On 04/12/2019 12:41 PM, Carlos E Murillo-Sanchez via cctalk wrote:
Building the System/360 Mainframe Nearly Destroyed IBM

https://spectrum.ieee.org/tech-history/silicon-revolution/building-the-system360-mainframe-nearly-destroyed-ibm



Yup, they bet the company on a new product. it was a VERY well thought-out bet, but still a big reach. One area they really made a mistake on was software. They designed a really ambitious OS (OS/360 MFT) and then an even more ambitious version (OS/360 MVT) on a poorly thought-out timeline. Fred Brooks actually had a nervous breakdown over it, and maybe some other guys, too. Fred Brooks' "The mythical man month" is just too short, and doesn't have enough actual anecdotes, but is a good read anyway. At the time he wrote it, there were probably a bunch of stories that he couldn't yet tell.
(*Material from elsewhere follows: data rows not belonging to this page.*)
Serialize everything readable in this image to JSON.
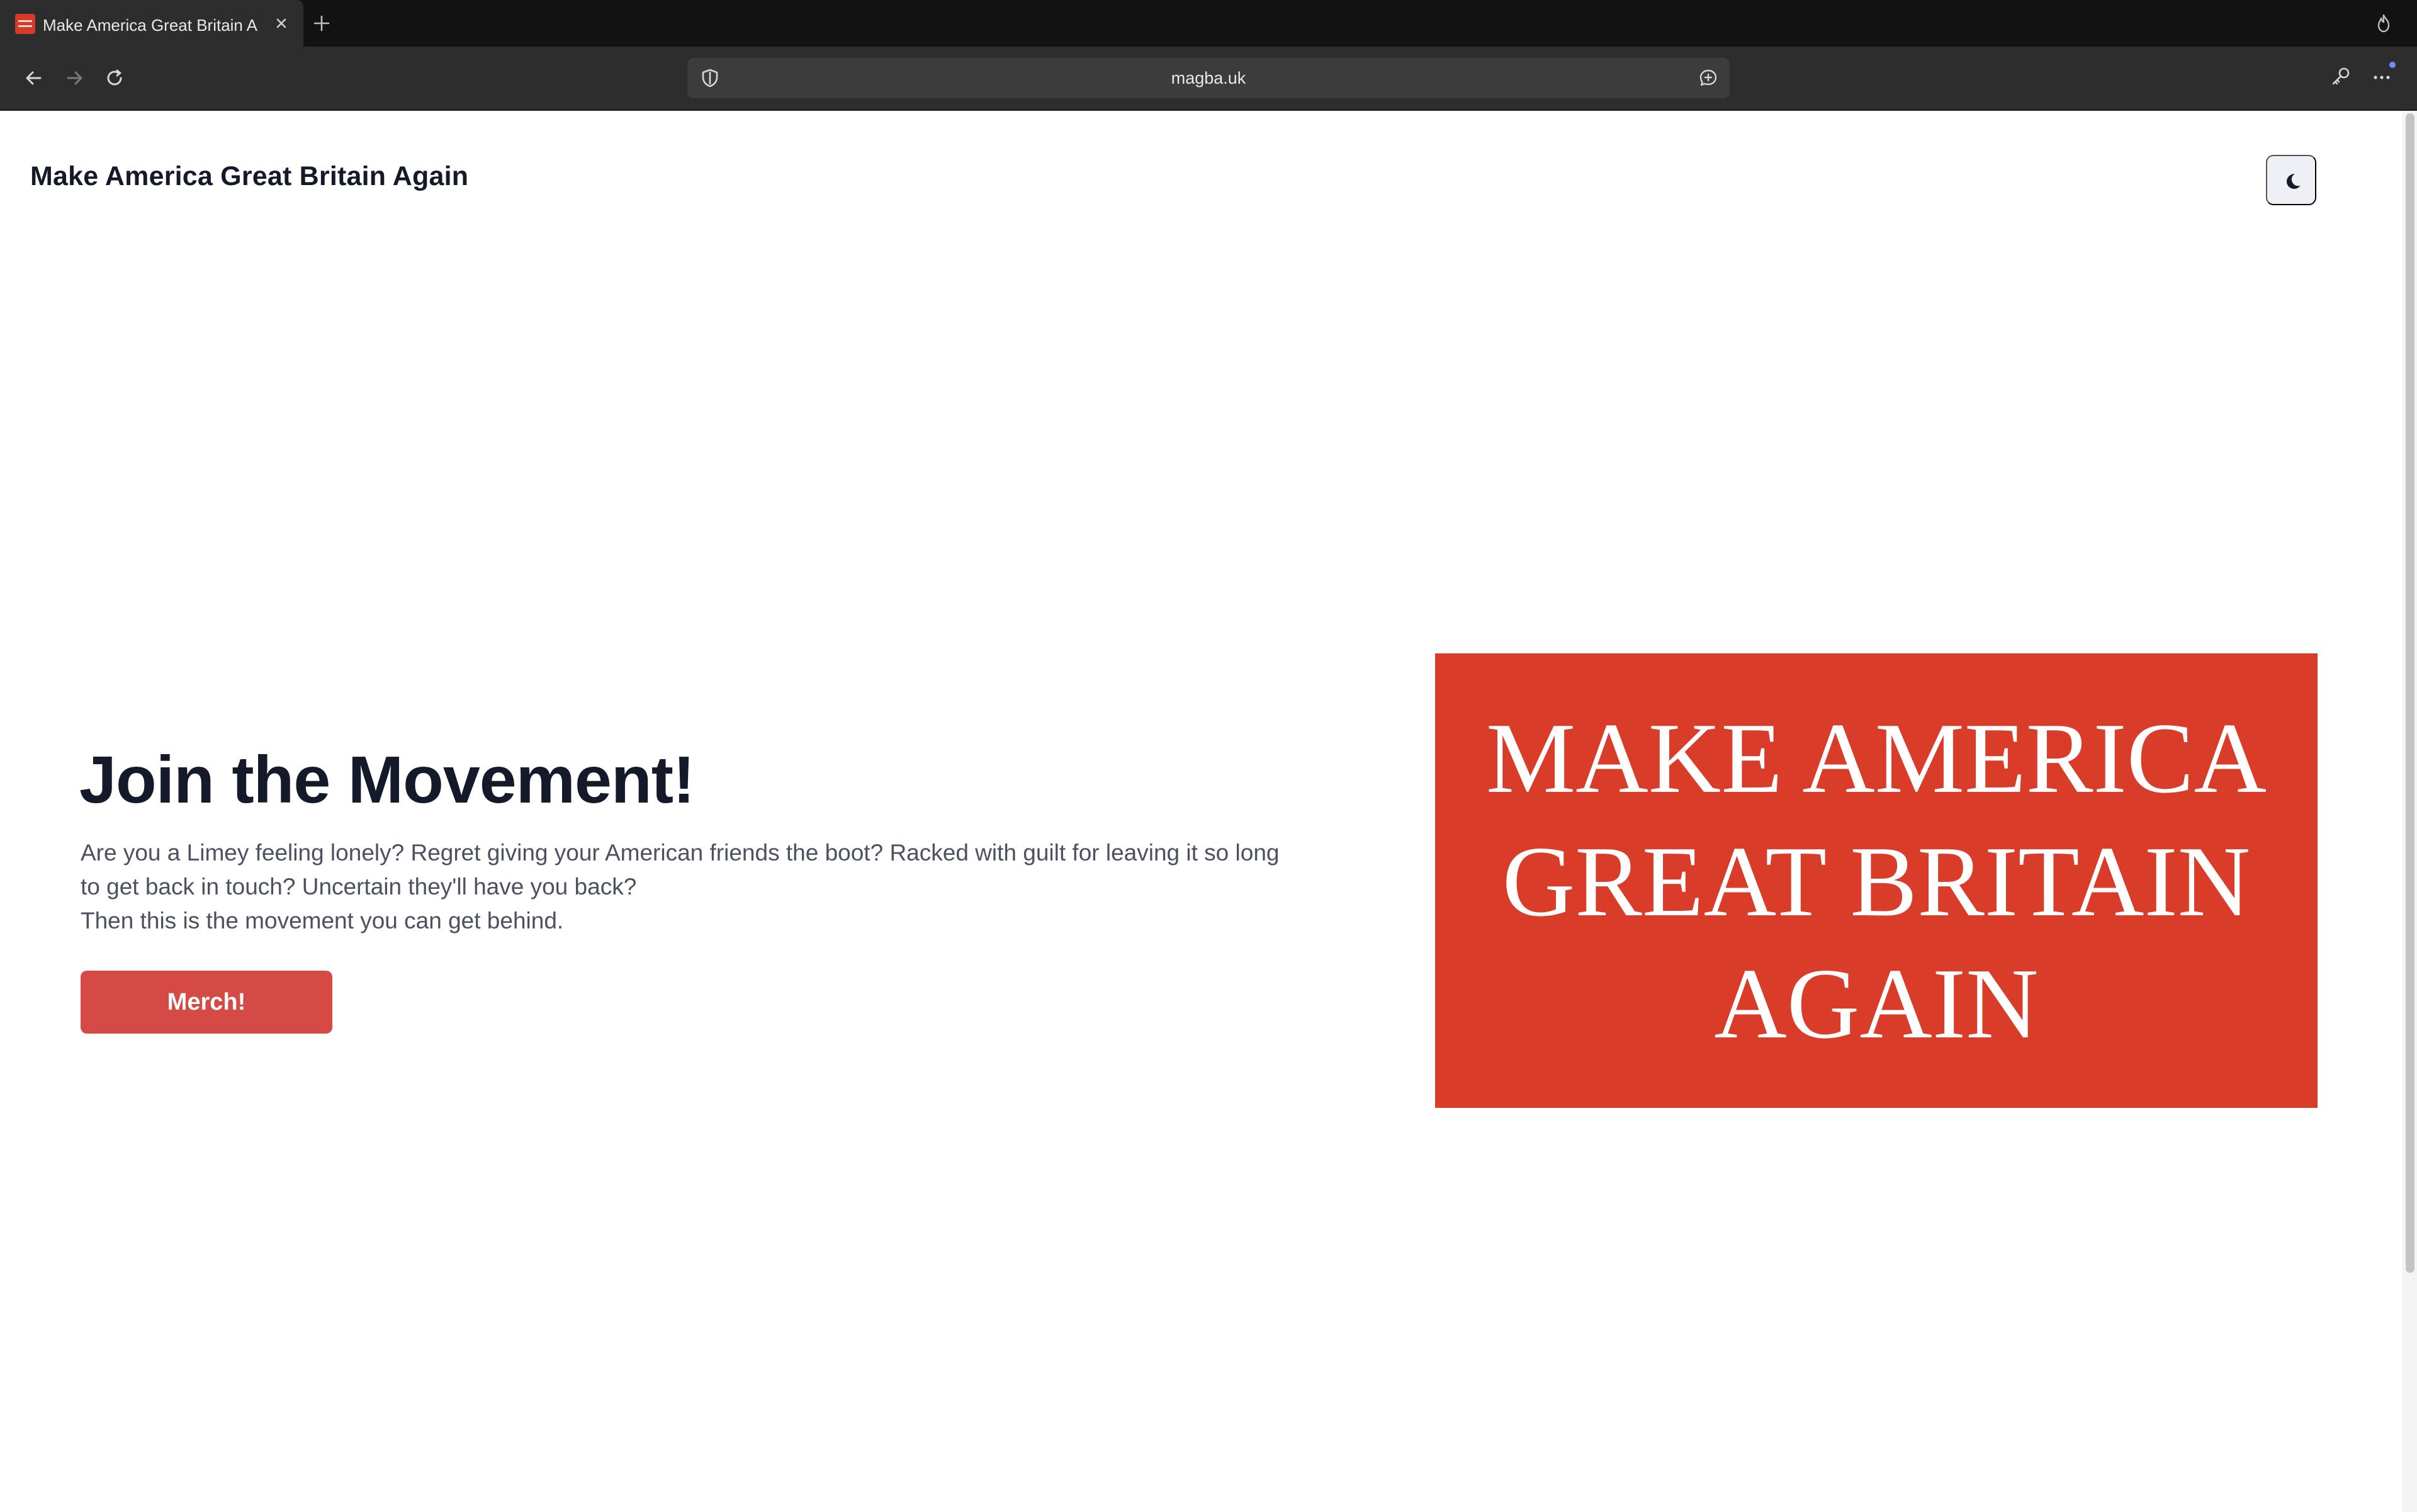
{
  "browser": {
    "tab_title": "Make America Great Britain A",
    "url": "magba.uk",
    "accent_color": "#6e8cff"
  },
  "site": {
    "title": "Make America Great Britain Again",
    "theme_toggle_icon": "moon-icon"
  },
  "hero": {
    "heading": "Join the Movement!",
    "paragraph_lines": [
      "Are you a Limey feeling lonely? Regret giving your American friends the boot? Racked with guilt for leaving it so long",
      "to get back in touch? Uncertain they'll have you back?",
      "Then this is the movement you can get behind."
    ],
    "button_label": "Merch!",
    "button_color": "#d64a45"
  },
  "banner": {
    "lines": [
      "MAKE AMERICA",
      "GREAT BRITAIN",
      "AGAIN"
    ],
    "background_color": "#d93c28"
  }
}
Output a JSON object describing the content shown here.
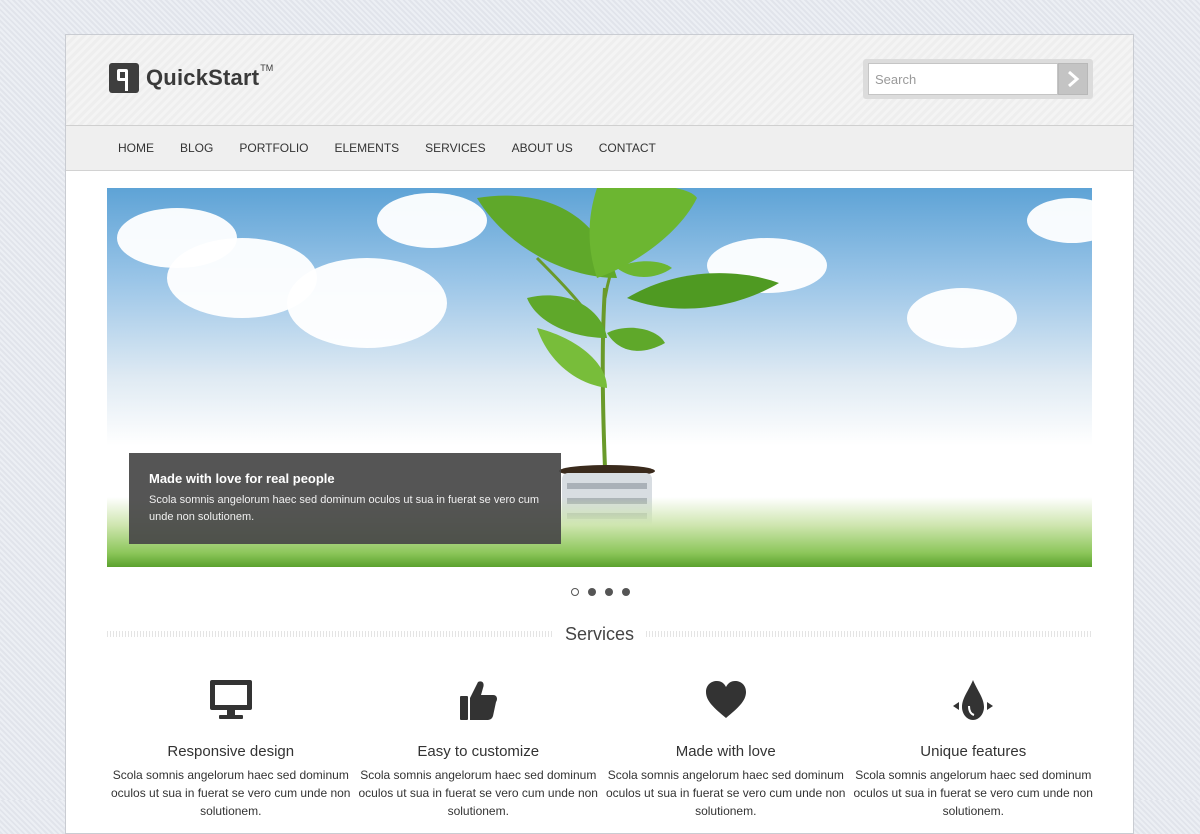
{
  "brand": {
    "name": "QuickStart",
    "tm": "TM"
  },
  "search": {
    "placeholder": "Search",
    "button_icon": "chevron-right-icon"
  },
  "nav": {
    "items": [
      "HOME",
      "BLOG",
      "PORTFOLIO",
      "ELEMENTS",
      "SERVICES",
      "ABOUT US",
      "CONTACT"
    ]
  },
  "slider": {
    "caption_title": "Made with love for real people",
    "caption_text": "Scola somnis angelorum haec sed dominum oculos ut sua in fuerat se vero cum unde non solutionem.",
    "slide_count": 4,
    "active_slide": 1
  },
  "services_section": {
    "heading": "Services",
    "items": [
      {
        "icon": "monitor-icon",
        "title": "Responsive design",
        "text": "Scola somnis angelorum haec sed dominum oculos ut sua in fuerat se vero cum unde non solutionem."
      },
      {
        "icon": "thumbs-up-icon",
        "title": "Easy to customize",
        "text": "Scola somnis angelorum haec sed dominum oculos ut sua in fuerat se vero cum unde non solutionem."
      },
      {
        "icon": "heart-icon",
        "title": "Made with love",
        "text": "Scola somnis angelorum haec sed dominum oculos ut sua in fuerat se vero cum unde non solutionem."
      },
      {
        "icon": "drop-icon",
        "title": "Unique features",
        "text": "Scola somnis angelorum haec sed dominum oculos ut sua in fuerat se vero cum unde non solutionem."
      }
    ]
  },
  "colors": {
    "accent": "#3e3e3e",
    "background": "#e6e9f0",
    "nav_bg": "#efefef"
  }
}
Also, the hardware was a huge leap. IBM went from building computers with all purchased components on single-sided paper-phenolic PC boards to making their own transistors and diodes and packaging them on little ceramic hybrid modules, and then putting those on 4-layer PC boards. They pioneered a LOT of packaging technology on the 360. The developed flip-chip bump-bonding of semiconductors, and were doing this almost 20 years before anybody else were doing this. But, of course, there would be growing pains with such development. The entire state of New York was a bustling beehive of computer manufacturing. They made disk and tape drives, printers, hand-assembled close to 20,000 mainframe CPUs plus all the controllers and memory, between 1965 and 1969. Totally mind boggling!